Later that day the phone rang and the familiar voice of the great man was on the line telling me, “I want a copy of your and do you want to be on my radio show.” That was an easy question to answer and my publisher, George Jaquith, had the brilliant idea of offering the first 500 books sold to be autographed by me. I agreed and we sold nearly a thousand books from the show and very soon my living room was filled with boxes of books, mailers and postage to autograph and send the 500 autographed books out. It took me nearly a month to complete the task but I came up with a rather clever way to autograph the books, given time, and one can find those copies for sale on Amazon today (see picture left)
Art Bell’s great gift as a radio man, especially for someone doing his first radio show to promote his first book, was an ability to put his guests on a pedestal and showcase them, not inserting his persona and views in relation to the guest and thus show the world their brilliance. I did many more shows and often got trapped, without realizing it, in the host’s agenda and finding my story swept away. Later, from media training with the talented radio talk show host Michael Dresser, who sadly passed away in early 2016, I learned to give the hosts what they wanted and carefully move back to my message and story. I will miss Michael Dresser’s friendship and counsel on my client’s media abilities.
I got help from an unexpected source on the Internet front when I sent an email to a webmaster who built a site to market model airplanes that was supplemented with aviation history pages. After he replied saying he would put up World Flight Over Russia articles and a photo gallery, unbeknownst to me he was only half serious, on a Friday afternoon I sent him three articles and around forty photographs in a large series of emails. He was shocked by the flood of material and guessed I was rather serious about the process and on Monday morning I was pleased, overjoyed and ecstatic is more like it, to find all three articles and a photo gallery online in a mini-website that was truly a huge gift for me at the time. Turned out he was worked at one of the major airports in New York City and did this on the side. I thanked him profusely because, at a time when the Internet was pretty raw and involved coding and expense, this was a terrific PR tool for me and is still online nearly 20 years later at www.aviation-history.com/russia/worldflight.html.

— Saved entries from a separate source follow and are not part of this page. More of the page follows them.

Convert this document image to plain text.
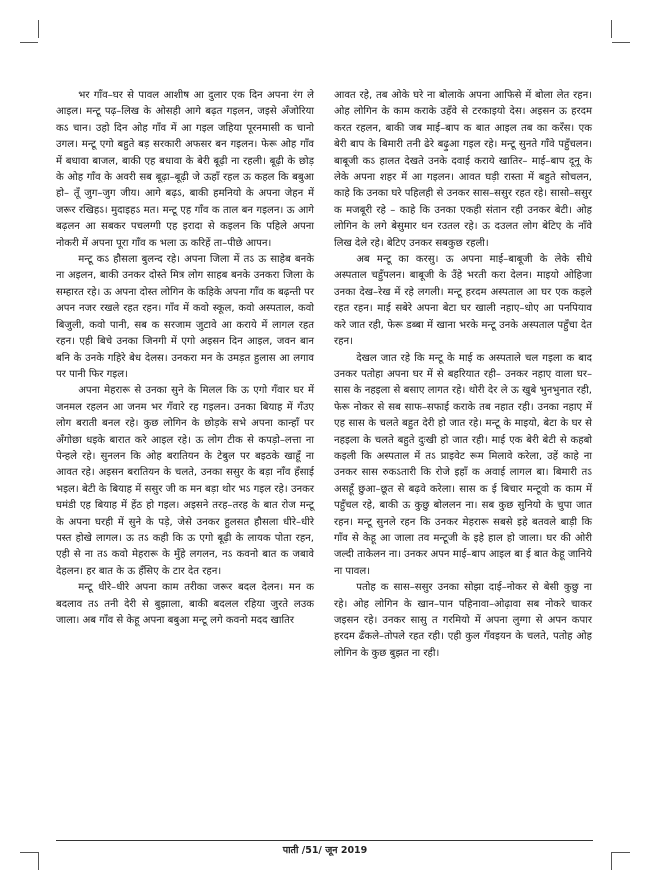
भर गाँव–घर से पावल आशीष आ दुलार एक दिन अपना रंग ले आइल। मन्टू पढ़–लिख के ओसही आगे बढ़त गइलन, जइसे अँजोरिया कऽ चान। उहो दिन ओह गाँव में आ गइल जहिया पूरनमासी क चानो उगल। मन्टू एगो बहुते बड़ सरकारी अफसर बन गइलन। फेरू ओह गाँव में बधावा बाजल, बाकी एह बधावा के बेरी बूढ़ी ना रहली। बूढ़ी के छोड़ के ओह गाँव के अवरी सब बूढ़ा–बूढ़ी जे ऊहाँ रहल ऊ कहल कि बबुआ हो– तूँ जुग–जुग जीय। आगे बढ़ऽ, बाकी हमनियो के अपना जेहन में जरूर रखिहऽ। मुदाइहऽ मत। मन्टू एह गाँव क ताल बन गइलन। ऊ आगे बढ़लन आ सबकर पचलग्गी एह इरादा से कइलन कि पहिले अपना नोकरी में अपना पूरा गाँव क भला ऊ करिहें ता–पीछे आपन।

मन्टू कऽ हौसला बुलन्द रहे। अपना जिला में तऽ ऊ साहेब बनके ना अइलन, बाकी उनकर दोस्ते मित्र लोग साहब बनके उनकरा जिला के सम्हारत रहे। ऊ अपना दोस्त लोगिन के कहिके अपना गाँव क बढ़न्ती पर अपन नजर रखले रहत रहन। गाँव में कवो स्कूल, कवो अस्पताल, कवो बिजुली, कवो पानी, सब क सरजाम जुटावे आ कराये में लागल रहत रहन। एही बिचे उनका जिनगी में एगो अइसन दिन आइल, जवन बान बनि के उनके गहिरे बेध देलस। उनकरा मन के उमड़त हुलास आ लगाव पर पानी फिर गइल।

अपना मेहरारू से उनका सुने के मिलल कि ऊ एगो गँवार घर में जनमल रहलन आ जनम भर गँवारे रह गइलन। उनका बियाह में गँउए लोग बराती बनल रहे। कुछ लोगिन के छोड़के सभे अपना कान्हाँ पर अँगोछा धइके बारात करे आइल रहे। ऊ लोग टीक से कपड़ो–लत्ता ना पेन्हले रहे। सुनलन कि ओह बरातियन के टेबुल पर बइठके खाहूँ ना आवत रहे। अइसन बरातियन के चलते, उनका ससुर के बड़ा नाँव हँसाई भइल। बेटी के बियाह में ससुर जी क मन बड़ा थोर भऽ गइल रहे। उनकर घमंडी एह बियाह में हेंठ हो गइल। अइसने तरह–तरह के बात रोज मन्टू के अपना घरही में सुने के पड़े, जेसे उनकर हुलसत हौसला धीरे–धीरे पस्त होखे लागल। ऊ तऽ कही कि ऊ एगो बूढ़ी के लायक पोता रहन, एही से ना तऽ कवो मेहरारू के मुँहे लगलन, नऽ कवनो बात क जबावे देहलन। हर बात के ऊ हँसिए के टार देत रहन।

मन्टू धीरे–धीरे अपना काम तरीका जरूर बदल देलन। मन क बदलाव तऽ तनी देरी से बुझाला, बाकी बदलल रहिया जुरते लउक जाला। अब गाँव से केहू अपना बबुआ मन्टू लगे कवनो मदद खातिर

आवत रहे, तब ओके घरे ना बोलाके अपना आफिसे में बोला लेत रहन। ओह लोगिन के काम कराके उहँवे से टरकाइयो देस। अइसन ऊ हरदम करत रहलन, बाकी जब माई–बाप क बात आइल तब का करँस। एक बेरी बाप के बिमारी तनी ढेरे बढ़ुआ गइल रहे। मन्टू सुनते गाँवे पहुँचलन। बाबूजी कऽ हालत देखते उनके दवाई कराये खातिर– माई–बाप दूनू के लेके अपना शहर में आ गइलन। आवत घड़ी रास्ता में बहुते सोचलन, काहे कि उनका घरे पहिलही से उनकर सास–ससुर रहत रहे। सासो–ससुर क मजबूरी रहे – काहे कि उनका एकही संतान रही उनकर बेटी। ओह लोगिन के लगे बेसुमार धन रउतल रहे। ऊ दउलत लोग बेटिए के नाँवे लिख देले रहे। बेटिए उनकर सबकुछ रहली।

अब मन्टू का करसु। ऊ अपना माई–बाबूजी के लेके सीधे अस्पताल चहुँपलन। बाबूजी के उँहे भरती करा देलन। माइयो ओहिजा उनका देख–रेख में रहे लगली। मन्टू हरदम अस्पताल आ घर एक कइले रहत रहन। माई सबेरे अपना बेटा घर खाली नहाए–धोए आ पनपियाव करे जात रही, फेरू डब्बा में खाना भरके मन्टू उनके अस्पताल पहुँचा देत रहन।

देखल जात रहे कि मन्टू के माई क अस्पताले चल गइला क बाद उनकर पतोहा अपना घर में से बहरियात रही– उनकर नहाए वाला घर– सास के नहइला से बसाए लागत रहे। थोरी देर ले ऊ खुबे भुनभुनात रही, फेरू नोकर से सब साफ–सफाई कराके तब नहात रही। उनका नहाए में एह सास के चलते बहुत देरी हो जात रहे। मन्टू के माइयो, बेटा के घर से नहइला के चलते बहुते दुःखी हो जात रही। माई एक बेरी बेटी से कहबो कइली कि अस्पताल में तऽ प्राइवेट रूम मिलावे करेला, उहें काहे ना उनकर सास रुकऽतारी कि रोजे इहाँ क अवाई लागल बा। बिमारी तऽ असहूँ छुआ–छूत से बढ़वे करेला। सास क ई बिचार मन्टूवो क काम में पहुँचल रहे, बाकी ऊ कुछु बोललन ना। सब कुछ सुनियो के चुपा जात रहन। मन्टू सुनले रहन कि उनकर मेहरारू सबसे इहे बतवले बाड़ी कि गाँव से केहू आ जाला तव मन्टूजी के इहे हाल हो जाला। घर की ओरी जल्दी ताकेलन ना। उनकर अपन माई–बाप आइल बा ई बात केहू जानिये ना पावल।

पतोह क सास–ससुर उनका सोझा दाई–नोकर से बेसी कुछु ना रहे। ओह लोगिन के खान–पान पहिनावा–ओढ़ावा सब नोकरे चाकर जइसन रहे। उनकर सासु त गरमियो में अपना लुग्गा से अपन कपार हरदम ढँकले–तोपले रहत रही। एही कुल गँवइयन के चलते, पतोह ओह लोगिन के कुछ बुझत ना रही।

पाती /51/ जून 2019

Email pitches using the article and gallery website landed me the following:
Book reviews in major aviation publications EAA’s Sport Aviation, Smithsonian Air & Space Magazine and Flight Journal; feature articles by me published in Canadian Owner & Pilots Association’s (COPA) newspaper, Russian aviation publication Aviation & Commerce and a front cover feature article in Atlantic Flyer; a feature article on the whole story by Cory Fisher in the Los Angeles Times and a number of smaller mini-features in local publications.